Kur’an, kendini insana en doğru olanı gösteren, onu aydınlatan bir kitap olarak tanıtır. (2) Allah, Kur’an'ı insanlığa hediye etmiş, Resulünü Hak ve hidayetle göndermiştir. (3) Bundan maksat, insanların, Kur’an'ın ve Peygamber (as)'in istediği seviyeye ulaşmalarını sağlamaktır.
Kur’an, yirmi üç yıl gibi, kısa bir sürede her bakımdan örnek bir İslam toplumu oluşturmuş, bağlıları için, devamlılık arz eden bir iman ve hayat çizgisi belirlemiştir.
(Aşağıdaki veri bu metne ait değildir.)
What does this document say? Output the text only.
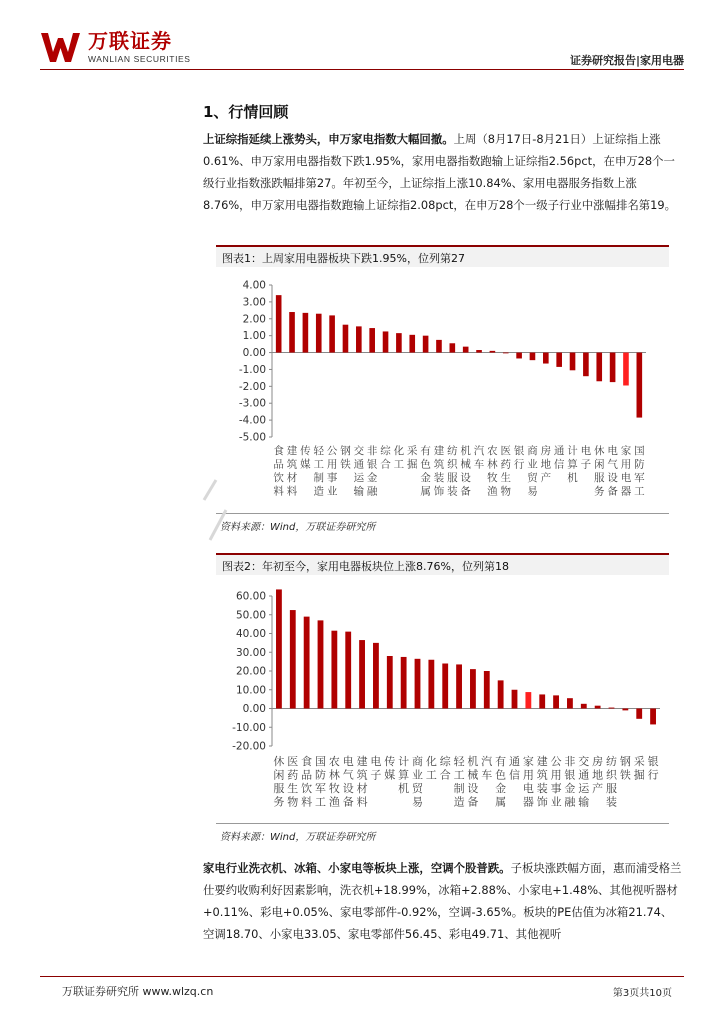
万联证券
WANLIAN SECURITIES	证券研究报告|家用电器
1、行情回顾
上证综指延续上涨势头，申万家电指数大幅回撤。上周（8月17日-8月21日）上证综指上涨0.61%、申万家用电器指数下跌1.95%，家用电器指数跑输上证综指2.56pct，在申万28个一级行业指数涨跌幅排第27。年初至今，上证综指上涨10.84%、家用电器服务指数上涨8.76%，申万家用电器指数跑输上证综指2.08pct，在申万28个一级子行业中涨幅排名第19。
图表1：上周家用电器板块下跌1.95%，位列第27
4.00
3.00
2.00
1.00
0.00
-1.00
-2.00
-3.00
-4.00
-5.00
食
品
饮
料
建
筑
材
料
传
媒
轻
工
制
造
公
用
事
业
钢
铁
交
通
运
输
非
银
金
融
综
合
化
工
采
掘
有
色
金
属
建
筑
装
饰
纺
织
服
装
机
械
设
备
汽
车
农
林
牧
渔
医
药
生
物
银
行
商
业
贸
易
房
地
产
通
信
计
算
机
电
子
休
闲
服
务
电
气
设
备
家
用
电
器
国
防
军
工
资料来源：Wind，万联证券研究所
图表2：年初至今，家用电器板块位上涨8.76%，位列第18
60.00
50.00
40.00
30.00
20.00
10.00
0.00
-10.00
-20.00
休
闲
服
务
医
药
生
物
食
品
饮
料
国
防
军
工
农
林
牧
渔
电
气
设
备
建
筑
材
料
电
子
传
媒
计
算
机
商
业
贸
易
化
工
综
合
轻
工
制
造
机
械
设
备
汽
车
有
色
金
属
通
信
家
用
电
器
建
筑
装
饰
公
用
事
业
非
银
金
融
交
通
运
输
房
地
产
纺
织
服
装
钢
铁
采
掘
银
行
资料来源：Wind，万联证券研究所
家电行业洗衣机、冰箱、小家电等板块上涨，空调个股普跌。子板块涨跌幅方面，惠而浦受格兰仕要约收购利好因素影响，洗衣机+18.99%，冰箱+2.88%、小家电+1.48%、其他视听器材+0.11%、彩电+0.05%、家电零部件-0.92%，空调-3.65%。板块的PE估值为冰箱21.74、空调18.70、小家电33.05、家电零部件56.45、彩电49.71、其他视听
万联证券研究所 www.wlzq.cn	第3页共10页
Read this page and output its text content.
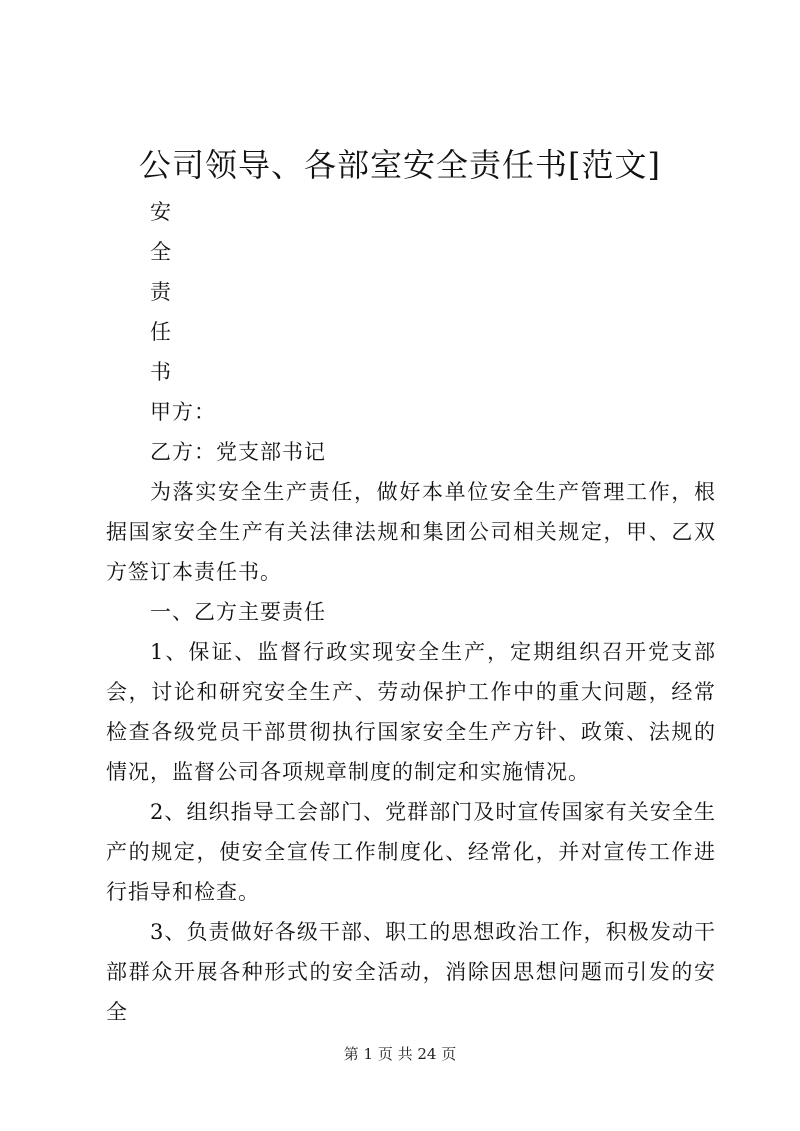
公司领导、各部室安全责任书[范文]
安
全
责
任
书

甲方：

乙方：党支部书记

为落实安全生产责任，做好本单位安全生产管理工作，根据国家安全生产有关法律法规和集团公司相关规定，甲、乙双方签订本责任书。

一、乙方主要责任

1、保证、监督行政实现安全生产，定期组织召开党支部会，讨论和研究安全生产、劳动保护工作中的重大问题，经常检查各级党员干部贯彻执行国家安全生产方针、政策、法规的情况，监督公司各项规章制度的制定和实施情况。

2、组织指导工会部门、党群部门及时宣传国家有关安全生产的规定，使安全宣传工作制度化、经常化，并对宣传工作进行指导和检查。

3、负责做好各级干部、职工的思想政治工作，积极发动干部群众开展各种形式的安全活动，消除因思想问题而引发的安全

第 1 页 共 24 页
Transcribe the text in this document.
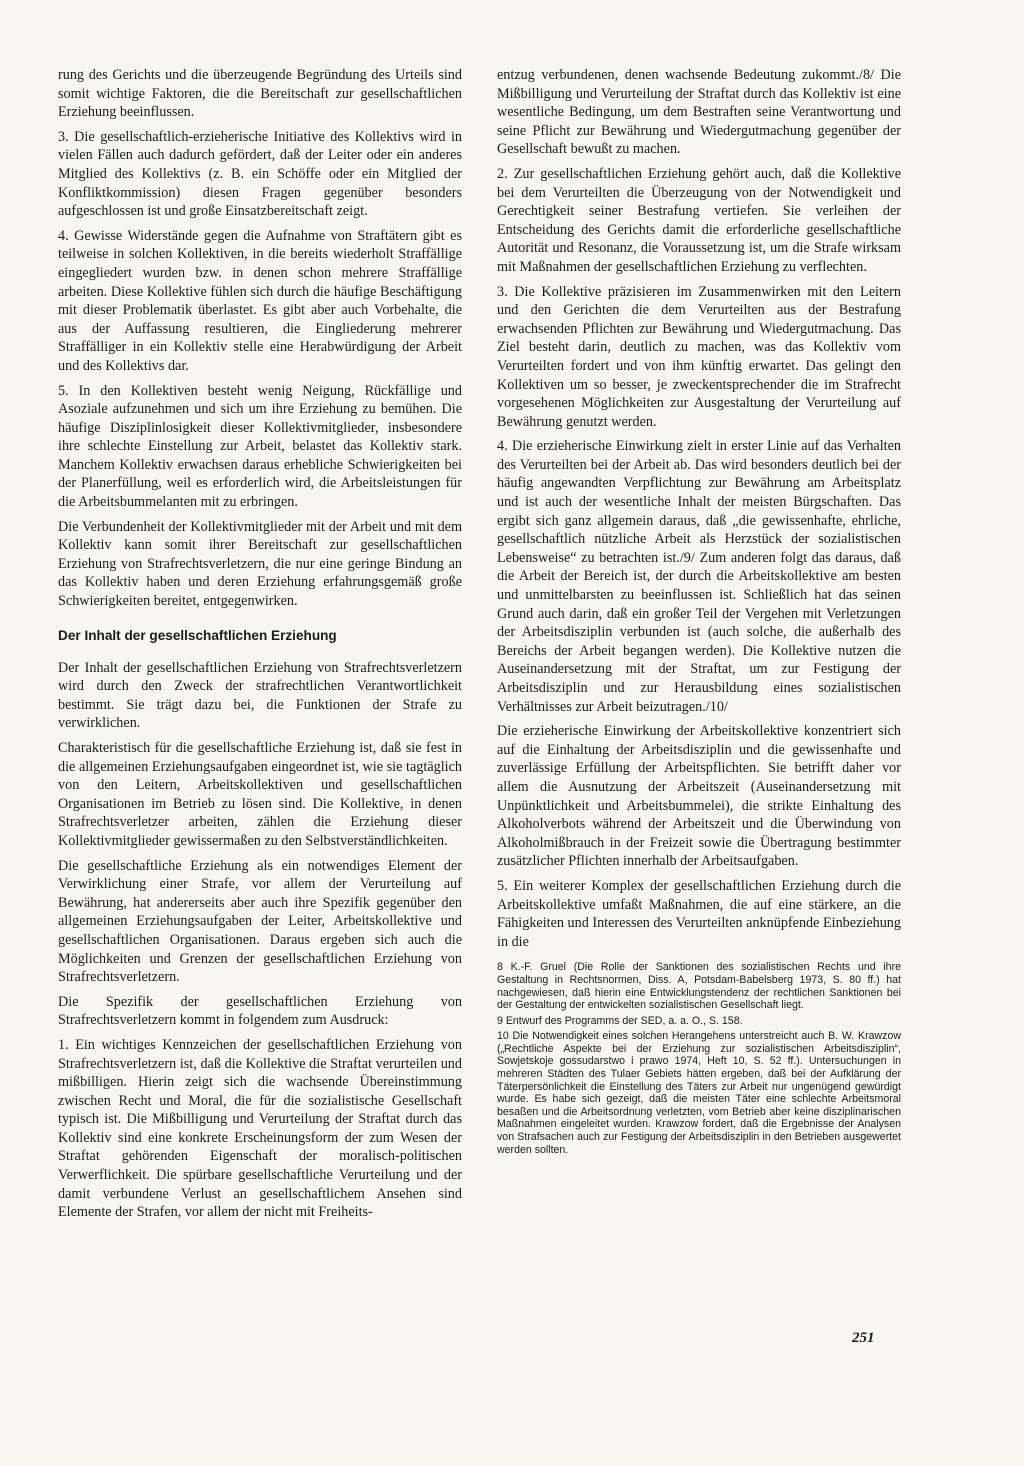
rung des Gerichts und die überzeugende Begründung des Urteils sind somit wichtige Faktoren, die die Bereitschaft zur gesellschaftlichen Erziehung beeinflussen.

3. Die gesellschaftlich-erzieherische Initiative des Kollektivs wird in vielen Fällen auch dadurch gefördert, daß der Leiter oder ein anderes Mitglied des Kollektivs (z. B. ein Schöffe oder ein Mitglied der Konfliktkommission) diesen Fragen gegenüber besonders aufgeschlossen ist und große Einsatzbereitschaft zeigt.

4. Gewisse Widerstände gegen die Aufnahme von Straftätern gibt es teilweise in solchen Kollektiven, in die bereits wiederholt Straffällige eingegliedert wurden bzw. in denen schon mehrere Straffällige arbeiten. Diese Kollektive fühlen sich durch die häufige Beschäftigung mit dieser Problematik überlastet. Es gibt aber auch Vorbehalte, die aus der Auffassung resultieren, die Eingliederung mehrerer Straffälliger in ein Kollektiv stelle eine Herabwürdigung der Arbeit und des Kollektivs dar.

5. In den Kollektiven besteht wenig Neigung, Rückfällige und Asoziale aufzunehmen und sich um ihre Erziehung zu bemühen. Die häufige Disziplinlosigkeit dieser Kollektivmitglieder, insbesondere ihre schlechte Einstellung zur Arbeit, belastet das Kollektiv stark. Manchem Kollektiv erwachsen daraus erhebliche Schwierigkeiten bei der Planerfüllung, weil es erforderlich wird, die Arbeitsleistungen für die Arbeitsbummelanten mit zu erbringen.

Die Verbundenheit der Kollektivmitglieder mit der Arbeit und mit dem Kollektiv kann somit ihrer Bereitschaft zur gesellschaftlichen Erziehung von Strafrechtsverletzern, die nur eine geringe Bindung an das Kollektiv haben und deren Erziehung erfahrungsgemäß große Schwierigkeiten bereitet, entgegenwirken.

Der Inhalt der gesellschaftlichen Erziehung

Der Inhalt der gesellschaftlichen Erziehung von Strafrechtsverletzern wird durch den Zweck der strafrechtlichen Verantwortlichkeit bestimmt. Sie trägt dazu bei, die Funktionen der Strafe zu verwirklichen.

Charakteristisch für die gesellschaftliche Erziehung ist, daß sie fest in die allgemeinen Erziehungsaufgaben eingeordnet ist, wie sie tagtäglich von den Leitern, Arbeitskollektiven und gesellschaftlichen Organisationen im Betrieb zu lösen sind. Die Kollektive, in denen Strafrechtsverletzer arbeiten, zählen die Erziehung dieser Kollektivmitglieder gewissermaßen zu den Selbstverständlichkeiten.

Die gesellschaftliche Erziehung als ein notwendiges Element der Verwirklichung einer Strafe, vor allem der Verurteilung auf Bewährung, hat andererseits aber auch ihre Spezifik gegenüber den allgemeinen Erziehungsaufgaben der Leiter, Arbeitskollektive und gesellschaftlichen Organisationen. Daraus ergeben sich auch die Möglichkeiten und Grenzen der gesellschaftlichen Erziehung von Strafrechtsverletzern.

Die Spezifik der gesellschaftlichen Erziehung von Strafrechtsverletzern kommt in folgendem zum Ausdruck:

1. Ein wichtiges Kennzeichen der gesellschaftlichen Erziehung von Strafrechtsverletzern ist, daß die Kollektive die Straftat verurteilen und mißbilligen. Hierin zeigt sich die wachsende Übereinstimmung zwischen Recht und Moral, die für die sozialistische Gesellschaft typisch ist. Die Mißbilligung und Verurteilung der Straftat durch das Kollektiv sind eine konkrete Erscheinungsform der zum Wesen der Straftat gehörenden Eigenschaft der moralisch-politischen Verwerflichkeit. Die spürbare gesellschaftliche Verurteilung und der damit verbundene Verlust an gesellschaftlichem Ansehen sind Elemente der Strafen, vor allem der nicht mit Freiheits-

entzug verbundenen, denen wachsende Bedeutung zukommt./8/ Die Mißbilligung und Verurteilung der Straftat durch das Kollektiv ist eine wesentliche Bedingung, um dem Bestraften seine Verantwortung und seine Pflicht zur Bewährung und Wiedergutmachung gegenüber der Gesellschaft bewußt zu machen.

2. Zur gesellschaftlichen Erziehung gehört auch, daß die Kollektive bei dem Verurteilten die Überzeugung von der Notwendigkeit und Gerechtigkeit seiner Bestrafung vertiefen. Sie verleihen der Entscheidung des Gerichts damit die erforderliche gesellschaftliche Autorität und Resonanz, die Voraussetzung ist, um die Strafe wirksam mit Maßnahmen der gesellschaftlichen Erziehung zu verflechten.

3. Die Kollektive präzisieren im Zusammenwirken mit den Leitern und den Gerichten die dem Verurteilten aus der Bestrafung erwachsenden Pflichten zur Bewährung und Wiedergutmachung. Das Ziel besteht darin, deutlich zu machen, was das Kollektiv vom Verurteilten fordert und von ihm künftig erwartet. Das gelingt den Kollektiven um so besser, je zweckentsprechender die im Strafrecht vorgesehenen Möglichkeiten zur Ausgestaltung der Verurteilung auf Bewährung genutzt werden.

4. Die erzieherische Einwirkung zielt in erster Linie auf das Verhalten des Verurteilten bei der Arbeit ab. Das wird besonders deutlich bei der häufig angewandten Verpflichtung zur Bewährung am Arbeitsplatz und ist auch der wesentliche Inhalt der meisten Bürgschaften. Das ergibt sich ganz allgemein daraus, daß „die gewissenhafte, ehrliche, gesellschaftlich nützliche Arbeit als Herzstück der sozialistischen Lebensweise“ zu betrachten ist./9/ Zum anderen folgt das daraus, daß die Arbeit der Bereich ist, der durch die Arbeitskollektive am besten und unmittelbarsten zu beeinflussen ist. Schließlich hat das seinen Grund auch darin, daß ein großer Teil der Vergehen mit Verletzungen der Arbeitsdisziplin verbunden ist (auch solche, die außerhalb des Bereichs der Arbeit begangen werden). Die Kollektive nutzen die Auseinandersetzung mit der Straftat, um zur Festigung der Arbeitsdisziplin und zur Herausbildung eines sozialistischen Verhältnisses zur Arbeit beizutragen./10/

Die erzieherische Einwirkung der Arbeitskollektive konzentriert sich auf die Einhaltung der Arbeitsdisziplin und die gewissenhafte und zuverlässige Erfüllung der Arbeitspflichten. Sie betrifft daher vor allem die Ausnutzung der Arbeitszeit (Auseinandersetzung mit Unpünktlichkeit und Arbeitsbummelei), die strikte Einhaltung des Alkoholverbots während der Arbeitszeit und die Überwindung von Alkoholmißbrauch in der Freizeit sowie die Übertragung bestimmter zusätzlicher Pflichten innerhalb der Arbeitsaufgaben.

5. Ein weiterer Komplex der gesellschaftlichen Erziehung durch die Arbeitskollektive umfaßt Maßnahmen, die auf eine stärkere, an die Fähigkeiten und Interessen des Verurteilten anknüpfende Einbeziehung in die

8 K.-F. Gruel (Die Rolle der Sanktionen des sozialistischen Rechts und ihre Gestaltung in Rechtsnormen, Diss. A, Potsdam-Babelsberg 1973, S. 80 ff.) hat nachgewiesen, daß hierin eine Entwicklungstendenz der rechtlichen Sanktionen bei der Gestaltung der entwickelten sozialistischen Gesellschaft liegt.

9 Entwurf des Programms der SED, a. a. O., S. 158.

10 Die Notwendigkeit eines solchen Herangehens unterstreicht auch B. W. Krawzow („Rechtliche Aspekte bei der Erziehung zur sozialistischen Arbeitsdisziplin“, Sowjetskoje gossudarstwo i prawo 1974, Heft 10, S. 52 ff.). Untersuchungen in mehreren Städten des Tulaer Gebiets hätten ergeben, daß bei der Aufklärung der Täterpersönlichkeit die Einstellung des Täters zur Arbeit nur ungenügend gewürdigt wurde. Es habe sich gezeigt, daß die meisten Täter eine schlechte Arbeitsmoral besaßen und die Arbeitsordnung verletzten, vom Betrieb aber keine disziplinarischen Maßnahmen eingeleitet wurden. Krawzow fordert, daß die Ergebnisse der Analysen von Strafsachen auch zur Festigung der Arbeitsdisziplin in den Betrieben ausgewertet werden sollten.

251
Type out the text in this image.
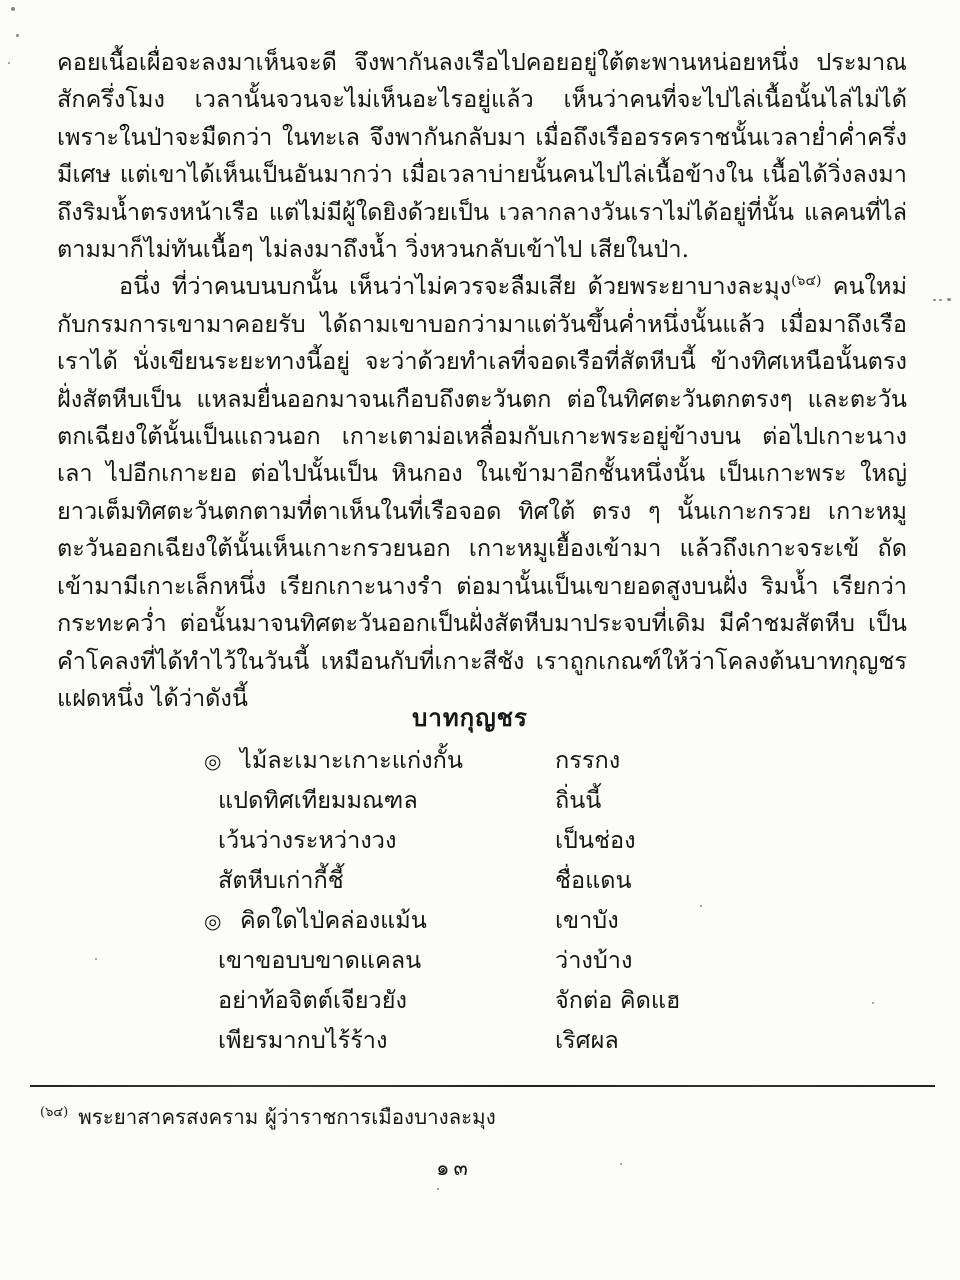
คอยเนื้อเผื่อจะลงมาเห็นจะดี จึงพากันลงเรือไปคอยอยู่ใต้ตะพานหน่อยหนึ่ง ประมาณสักครึ่งโมง เวลานั้นจวนจะไม่เห็นอะไรอยู่แล้ว เห็นว่าคนที่จะไปไล่เนื้อนั้นไล่ไม่ได้ เพราะในป่าจะมืดกว่า ในทะเล จึงพากันกลับมา เมื่อถึงเรืออรรคราชนั้นเวลาย่ำค่ำครึ่งมีเศษ แต่เขาได้เห็นเป็นอันมากว่า เมื่อเวลาบ่ายนั้นคนไปไล่เนื้อข้างใน เนื้อได้วิ่งลงมาถึงริมน้ำตรงหน้าเรือ แต่ไม่มีผู้ใดยิงด้วยเป็น เวลากลางวันเราไม่ได้อยู่ที่นั้น แลคนที่ไล่ตามมาก็ไม่ทันเนื้อๆ ไม่ลงมาถึงน้ำ วิ่งหวนกลับเข้าไป เสียในป่า.

อนึ่ง ที่ว่าคนบนบกนั้น เห็นว่าไม่ควรจะลืมเสีย ด้วยพระยาบางละมุง$^{(๖๔)}$ คนใหม่ กับกรมการเขามาคอยรับ ได้ถามเขาบอกว่ามาแต่วันขึ้นค่ำหนึ่งนั้นแล้ว เมื่อมาถึงเรือเราได้ นั่งเขียนระยะทางนี้อยู่ จะว่าด้วยทำเลที่จอดเรือที่สัตหีบนี้ ข้างทิศเหนือนั้นตรงฝั่งสัตหีบเป็น แหลมยื่นออกมาจนเกือบถึงตะวันตก ต่อในทิศตะวันตกตรงๆ และตะวันตกเฉียงใต้นั้นเป็นแถวนอก เกาะเตาม่อเหลื่อมกับเกาะพระอยู่ข้างบน ต่อไปเกาะนางเลา ไปอีกเกาะยอ ต่อไปนั้นเป็น หินกอง ในเข้ามาอีกชั้นหนึ่งนั้น เป็นเกาะพระ ใหญ่ยาวเต็มทิศตะวันตกตามที่ตาเห็นในที่เรือจอด ทิศใต้ ตรง ๆ นั้นเกาะกรวย เกาะหมู ตะวันออกเฉียงใต้นั้นเห็นเกาะกรวยนอก เกาะหมูเยื้องเข้ามา แล้วถึงเกาะจระเข้ ถัดเข้ามามีเกาะเล็กหนึ่ง เรียกเกาะนางรำ ต่อมานั้นเป็นเขายอดสูงบนฝั่ง ริมน้ำ เรียกว่ากระทะคว่ำ ต่อนั้นมาจนทิศตะวันออกเป็นฝั่งสัตหีบมาประจบที่เดิม มีคำชมสัตหีบ เป็นคำโคลงที่ได้ทำไว้ในวันนี้ เหมือนกับที่เกาะสีชัง เราถูกเกณฑ์ให้ว่าโคลงต้นบาทกุญชรแฝดหนึ่ง ได้ว่าดังนี้

บาทกุญชร
◎ ไม้ละเมาะเกาะแก่งกั้น	กรรกง
แปดทิศเทียมมณฑล	ถิ่นนี้
เว้นว่างระหว่างวง	เป็นช่อง
สัตหีบเก่ากี้ชี้	ชื่อแดน
◎ คิดใดไป่คล่องแม้น	เขาบัง
เขาขอบบขาดแคลน	ว่างบ้าง
อย่าท้อจิตต์เจียวยัง	จักต่อ คิดแฮ
เพียรมากบไร้ร้าง	เริศผล
$^{(๖๔)}$ พระยาสาครสงคราม ผู้ว่าราชการเมืองบางละมุง
๑๓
İslam çağrısı, amaçladığı yapılanmayı tarihin ilk dönemlerinde parlak bir biçimde gerçekleştirmiştir. Bu yapı, insanların bir erdem yarışı içinde Allah'a ulaşmak için çaba gösterdikleri tevhidi bir yapıldı. Onun temelinde gerçek bir toplumsal sözleşme yatıyordu. Bu sözleşme, İslam'ın özünü yansıtan ve vahiyle tutanak altına alınan sahici bir sözleşmeydi. Peki, bu sahici sözleşmeden neden uzaklaşildı? Bize göre bu sorunun cevabı, peygamberlerin verdikleri uzun ve çetin bir süreci içeren tevhid mücadelesinde aranmalıdır.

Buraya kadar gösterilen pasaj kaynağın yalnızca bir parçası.